Hinzu kommt, dass noch immer sich vor allem die Frau im Hause für zum Beispiel das Schlachtfeld im Wohnzimmer oder das misslungene Essen bei Einladungen rechtfertigen müssen.
Die Auswirkungen auf das Leben von Frauen und Männern außerhalb ihrer vier Wände sind massiv. Ortgies führt unzählige Studien und Fallbeispiele ins Feld, die alle in die gleiche Richtung zeigen: Frauen brechen früher oder später unter der Doppelbelastung zusammen und die Beziehungen gleich mit ihnen, vor allem, wenn Kinder da sind:
“Früher galt generell die Binse, dass Kinder zusammenschweißen. Bei kinderlosen Paaren war das Scheidungsrisiko sehr viel höher als bei Eltern. In der jüngeren Generation hat sich dieser Trend umgekehrt. Gerade in den ersten fünf Jahren nach der Geburt des ersten Kindes ist das Trennungsrisiko besonders hoch. Es sei denn, der Mann hängt sich genauso in die Hausarbeit wie seine Partnerin.”

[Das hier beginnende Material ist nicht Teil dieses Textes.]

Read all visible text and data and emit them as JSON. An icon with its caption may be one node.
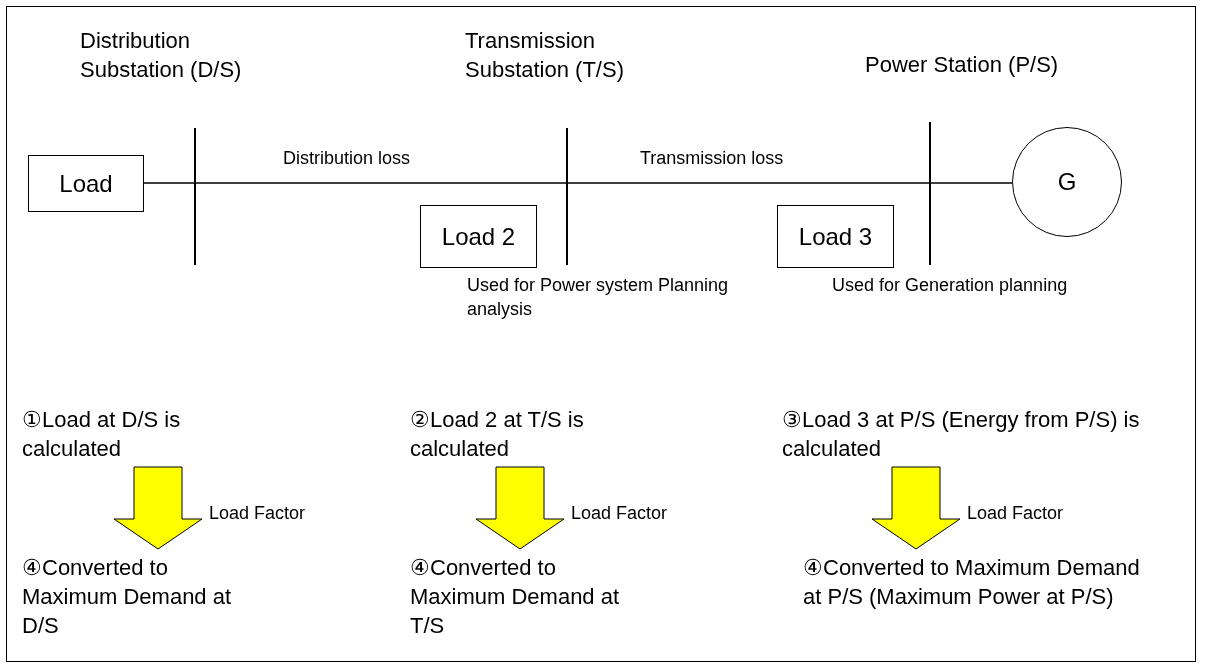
{
  "diagram": {
    "nodes": [
      {
        "text": [
          "Load"
        ]
      },
      {
        "text": [],
        "shape": "bar",
        "beside": [
          "Distribution Substation (D/S)"
        ]
      },
      {
        "text": [],
        "shape": "bar",
        "beside": [
          "Transmission Substation (T/S)"
        ]
      },
      {
        "text": [],
        "shape": "bar",
        "beside": [
          "Power Station (P/S)"
        ]
      },
      {
        "text": [
          "G"
        ]
      },
      {
        "text": [
          "Load 2"
        ],
        "beside": [
          "Used for Power system Planning analysis"
        ]
      },
      {
        "text": [
          "Load 3"
        ],
        "beside": [
          "Used for Generation planning"
        ]
      },
      {
        "text": [
          "①Load at D/S is calculated"
        ]
      },
      {
        "text": [
          "④Converted to Maximum Demand at D/S"
        ]
      },
      {
        "text": [
          "②Load 2 at T/S is calculated"
        ]
      },
      {
        "text": [
          "④Converted to Maximum Demand at T/S"
        ]
      },
      {
        "text": [
          "③Load 3 at P/S (Energy from P/S) is calculated"
        ]
      },
      {
        "text": [
          "④Converted to Maximum Demand at P/S (Maximum Power at P/S)"
        ]
      }
    ],
    "edges": [
      {
        "from": 0,
        "to": 1,
        "arrow": "none"
      },
      {
        "from": 1,
        "to": 2,
        "arrow": "none",
        "label": "Distribution loss"
      },
      {
        "from": 2,
        "to": 3,
        "arrow": "none",
        "label": "Transmission loss"
      },
      {
        "from": 3,
        "to": 4,
        "arrow": "none"
      },
      {
        "from": 7,
        "to": 8,
        "arrow": "to",
        "label": "Load Factor",
        "style": "thick",
        "color": "#ffff00"
      },
      {
        "from": 9,
        "to": 10,
        "arrow": "to",
        "label": "Load Factor",
        "style": "thick",
        "color": "#ffff00"
      },
      {
        "from": 11,
        "to": 12,
        "arrow": "to",
        "label": "Load Factor",
        "style": "thick",
        "color": "#ffff00"
      }
    ]
  }
}
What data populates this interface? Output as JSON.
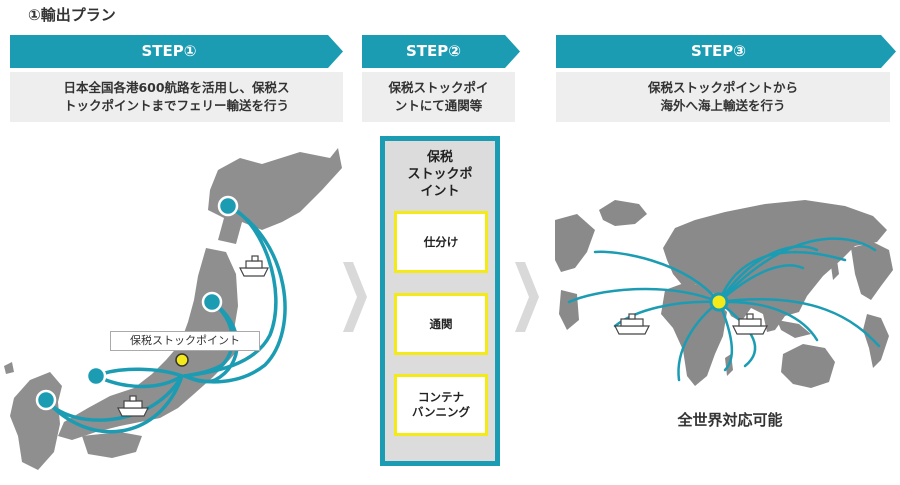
{
  "title": "①輸出プラン",
  "accent_color": "#1b9cb3",
  "highlight_color": "#f4ea1a",
  "steps": [
    {
      "label": "STEP①",
      "description": [
        "日本全国各港600航路を活用し、保税ス",
        "トックポイントまでフェリー輸送を行う"
      ]
    },
    {
      "label": "STEP②",
      "description": [
        "保税ストックポイ",
        "ントにて通関等"
      ]
    },
    {
      "label": "STEP③",
      "description": [
        "保税ストックポイントから",
        "海外へ海上輸送を行う"
      ]
    }
  ],
  "bonded_point": {
    "title": [
      "保税",
      "ストックポ",
      "イント"
    ],
    "tasks": [
      {
        "lines": [
          "仕分け"
        ]
      },
      {
        "lines": [
          "通関"
        ]
      },
      {
        "lines": [
          "コンテナ",
          "バンニング"
        ]
      }
    ]
  },
  "japan_map": {
    "stock_point_label": "保税ストックポイント",
    "icon": "ferry-ship-icon"
  },
  "world_map": {
    "caption": "全世界対応可能",
    "icon": "cargo-ship-icon"
  }
}
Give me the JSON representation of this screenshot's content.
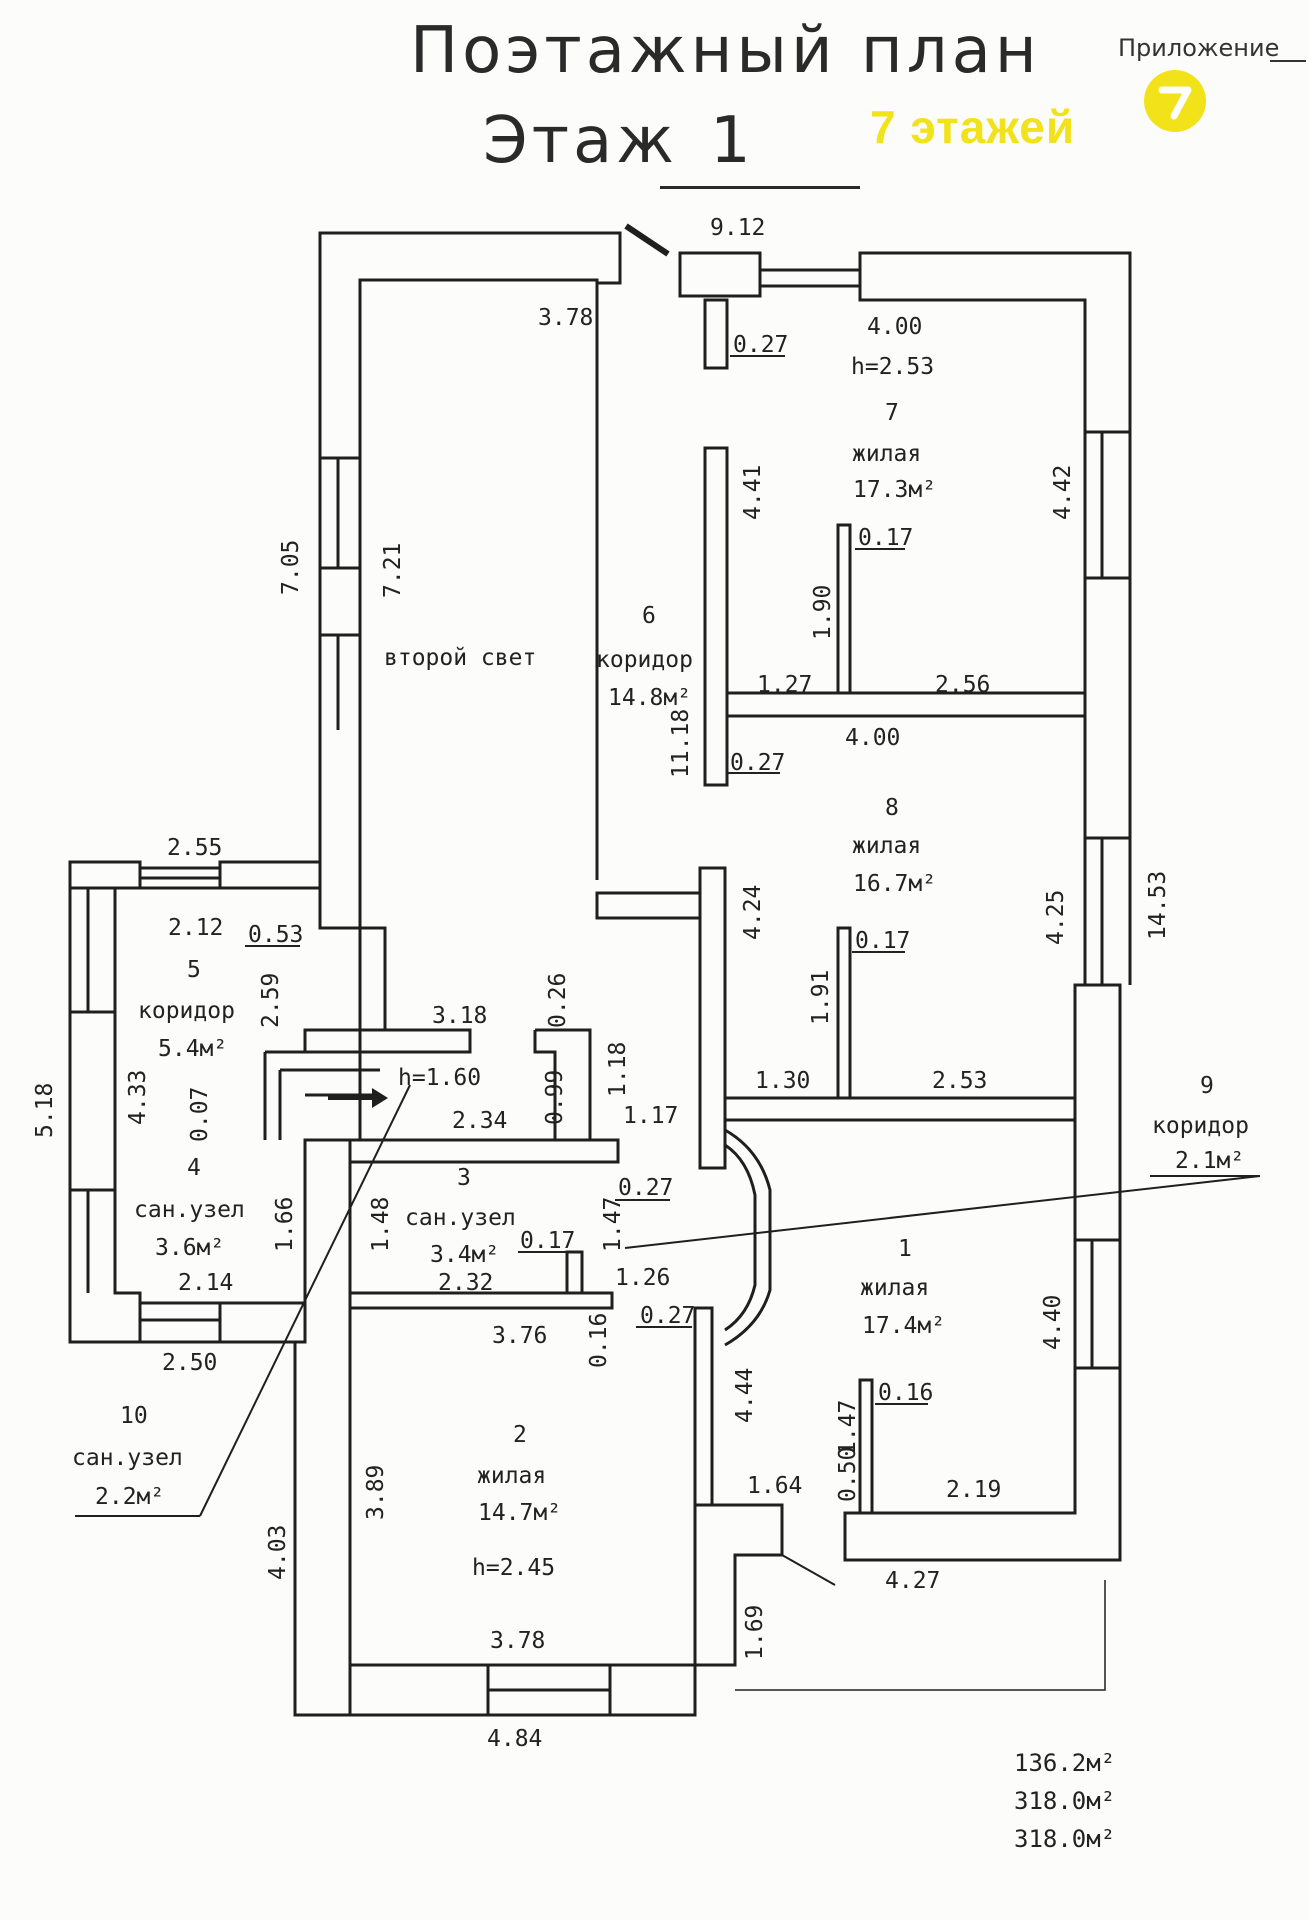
{
  "header": {
    "title": "Поэтажный план",
    "floor_label": "Этаж",
    "floor_number": "1",
    "appendix": "Приложение",
    "brand_text": "7 этажей",
    "brand_logo_text": "7"
  },
  "rooms": [
    {
      "id": "r1",
      "num": "1",
      "name": "жилая",
      "area": "17.4м²"
    },
    {
      "id": "r2",
      "num": "2",
      "name": "жилая",
      "area": "14.7м²",
      "height": "h=2.45"
    },
    {
      "id": "r3",
      "num": "3",
      "name": "сан.узел",
      "area": "3.4м²"
    },
    {
      "id": "r4",
      "num": "4",
      "name": "сан.узел",
      "area": "3.6м²"
    },
    {
      "id": "r5",
      "num": "5",
      "name": "коридор",
      "area": "5.4м²"
    },
    {
      "id": "r6",
      "num": "6",
      "name": "коридор",
      "area": "14.8м²"
    },
    {
      "id": "r7",
      "num": "7",
      "name": "жилая",
      "area": "17.3м²",
      "height": "h=2.53"
    },
    {
      "id": "r8",
      "num": "8",
      "name": "жилая",
      "area": "16.7м²"
    },
    {
      "id": "r9",
      "num": "9",
      "name": "коридор",
      "area": "2.1м²"
    },
    {
      "id": "r10",
      "num": "10",
      "name": "сан.узел",
      "area": "2.2м²"
    }
  ],
  "second_light": "второй свет",
  "stair_height": "h=1.60",
  "dimensions": {
    "d912": "9.12",
    "d378a": "3.78",
    "d027a": "0.27",
    "d400a": "4.00",
    "d441": "4.41",
    "d442": "4.42",
    "d017a": "0.17",
    "d190": "1.90",
    "d705": "7.05",
    "d721": "7.21",
    "d127": "1.27",
    "d256": "2.56",
    "d400b": "4.00",
    "d1118": "11.18",
    "d027b": "0.27",
    "d255": "2.55",
    "d212": "2.12",
    "d053": "0.53",
    "d424": "4.24",
    "d425": "4.25",
    "d1453": "14.53",
    "d017b": "0.17",
    "d259": "2.59",
    "d318": "3.18",
    "d026": "0.26",
    "d191": "1.91",
    "d518": "5.18",
    "d433": "4.33",
    "d007": "0.07",
    "d099": "0.99",
    "d118": "1.18",
    "d130": "1.30",
    "d253": "2.53",
    "d234": "2.34",
    "d117": "1.17",
    "d027c": "0.27",
    "d166": "1.66",
    "d148": "1.48",
    "d017c": "0.17",
    "d147a": "1.47",
    "d214": "2.14",
    "d232": "2.32",
    "d126": "1.26",
    "d027d": "0.27",
    "d250": "2.50",
    "d376": "3.76",
    "d016a": "0.16",
    "d440": "4.40",
    "d444": "4.44",
    "d147b": "1.47",
    "d016b": "0.16",
    "d389": "3.89",
    "d164": "1.64",
    "d050": "0.50",
    "d219": "2.19",
    "d403": "4.03",
    "d427": "4.27",
    "d169": "1.69",
    "d378b": "3.78",
    "d484": "4.84"
  },
  "totals": [
    "136.2м²",
    "318.0м²",
    "318.0м²"
  ]
}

Deswegen plädiert auch die Forscherin Pia Schober, die Ortgies in ihrem Buch interviewt, für das Modell dual earner/dual carer für Paare. Beide sollten arbeiten können und beide Zeit mit der Familie verbringen können. Und weil der Haushalt nun mal gemacht werden muss, teilen sich diesen beide auch auf.
Das Problem an diesem Modell, das ja immer mehr auch die Forderung einer breiten Fraktion aus Eltern, Feministinnen, Pädagogen etc. geworden ist, ist immer noch die Wirtschaft, die sich weiterhin auf allzeit verfügbare Arbeitskräfte verlassen möchte, also auf solche, die entweder gar keine Familie haben oder zu Hause jemanden haben, der ihnen den Rücken freihält.
Diese gesellschaftlichen Umstände, die uns noch immer daran hindern, privat überhaupt die richtigen Entscheidungen fällen zu können, zeigt Lisa Ortgies ebenfalls auf und fragt sich und ihre Leserinnen und Leser sehr deutlich, warum eigentlich nicht mehr Mütter durchdrehen und politische Forderungen stellen. Und deswegen schließt ihr Buch auch mit der dezenten Nachfrage, ob Frauen mit dem ganzen Gerede um ihre “kommunikative Kompetenz”, ihre “Friedfertigkeit” und all dem Schmu nicht eigentlich nur davon abgehalten werden sollen, auf die Barrikaden zu gehen.
Ich wünsche mir, ihr Buch wird als Aufforderung verstanden.
Erschienen bei DVA, 336 Seiten, broschiert, 17 Euro 95.